In the short term, neural manufacturing enables resilient, machine first supply chains, which are imperative in an economy that remains uncertain and volatile. In turn, this allows organizations to be adaptable to any internal and external factors while working towards their end goal – which is sustainable competitive advantage. Also given that a neural manufacturing network is location-independent, this caters to the agile norm of today and creates more opportunities, rather than challenges in a world of distributed demand and supply.

As for down the road, the autonomous capabilities that come with neural manufacturing help organizations engage with smart connected products and assets in real time. Through this, organizations deeper in their journey can eliminate the interface friction phase. Even farther down the road, adaptive abilities can help manage the variabilities introduced by the move from mass, to lean, and to personalized and customized mass manufacturing. This allows manufacturers to adjust to anomalies that come with a personalized process and allows organizations to engage in B2B2C business models where both customer and consumer are taken into consideration.

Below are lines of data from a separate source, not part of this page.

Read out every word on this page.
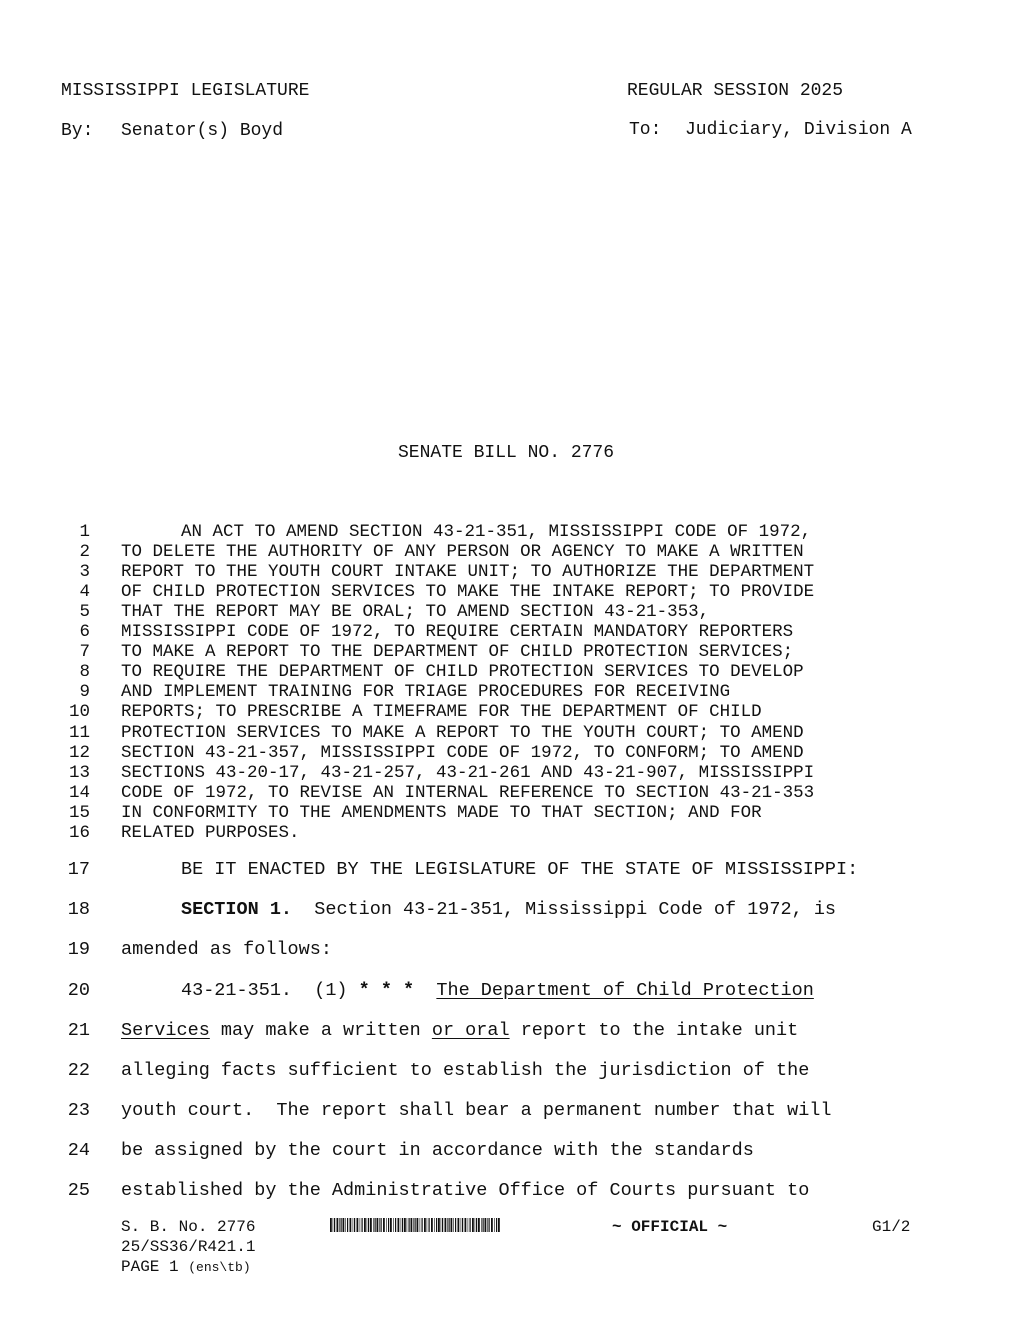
MISSISSIPPI LEGISLATURE	REGULAR SESSION 2025
By: Senator(s) Boyd	To: Judiciary, Division A
SENATE BILL NO. 2776
1	AN ACT TO AMEND SECTION 43-21-351, MISSISSIPPI CODE OF 1972,
2 TO DELETE THE AUTHORITY OF ANY PERSON OR AGENCY TO MAKE A WRITTEN
3 REPORT TO THE YOUTH COURT INTAKE UNIT; TO AUTHORIZE THE DEPARTMENT
4 OF CHILD PROTECTION SERVICES TO MAKE THE INTAKE REPORT; TO PROVIDE
5 THAT THE REPORT MAY BE ORAL; TO AMEND SECTION 43-21-353,
6 MISSISSIPPI CODE OF 1972, TO REQUIRE CERTAIN MANDATORY REPORTERS
7 TO MAKE A REPORT TO THE DEPARTMENT OF CHILD PROTECTION SERVICES;
8 TO REQUIRE THE DEPARTMENT OF CHILD PROTECTION SERVICES TO DEVELOP
9 AND IMPLEMENT TRAINING FOR TRIAGE PROCEDURES FOR RECEIVING
10 REPORTS; TO PRESCRIBE A TIMEFRAME FOR THE DEPARTMENT OF CHILD
11 PROTECTION SERVICES TO MAKE A REPORT TO THE YOUTH COURT; TO AMEND
12 SECTION 43-21-357, MISSISSIPPI CODE OF 1972, TO CONFORM; TO AMEND
13 SECTIONS 43-20-17, 43-21-257, 43-21-261 AND 43-21-907, MISSISSIPPI
14 CODE OF 1972, TO REVISE AN INTERNAL REFERENCE TO SECTION 43-21-353
15 IN CONFORMITY TO THE AMENDMENTS MADE TO THAT SECTION; AND FOR
16 RELATED PURPOSES.
17	BE IT ENACTED BY THE LEGISLATURE OF THE STATE OF MISSISSIPPI:
18	SECTION 1.  Section 43-21-351, Mississippi Code of 1972, is
19 amended as follows:
20	43-21-351.  (1) * * * The Department of Child Protection
21 Services may make a written or oral report to the intake unit
22 alleging facts sufficient to establish the jurisdiction of the
23 youth court.  The report shall bear a permanent number that will
24 be assigned by the court in accordance with the standards
25 established by the Administrative Office of Courts pursuant to
S. B. No. 2776	~ OFFICIAL ~	G1/2
25/SS36/R421.1
PAGE 1 (ens\tb)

JR: What are your general perceptions on the current health of U.S. manufacturing?

SC: In a recent TCS global survey, manufacturing firms globally were cautious in their outlook for the industry recovery, as 40 percent of the companies expect the recovery to take hold only in the next 2-5 years. Despite the short-term setback, we feel the industry is well positioned for the future. Most strategic R&D and capex investments by companies were intact during the pandemic.

U.S. manufacturing recovery is underway as indicated by the increase in capacity utilization to around 70 percent, closer to the 75 percent utilization levels prior to the pandemic-related shutdowns. Recent manufacturing PMI also indicates a steady pace of manufacturing expansion after rebounding from lockdowns.

In general, the convergence of technologies is giving rise to new economic models, funded by both existing enterprises as well as venture capital. These new sources of competitive advantage put the U.S. in a healthy position to drive growth, given its strong background of technology-led innovation, especially digital technologies, driven by a strong start-up ecosystem.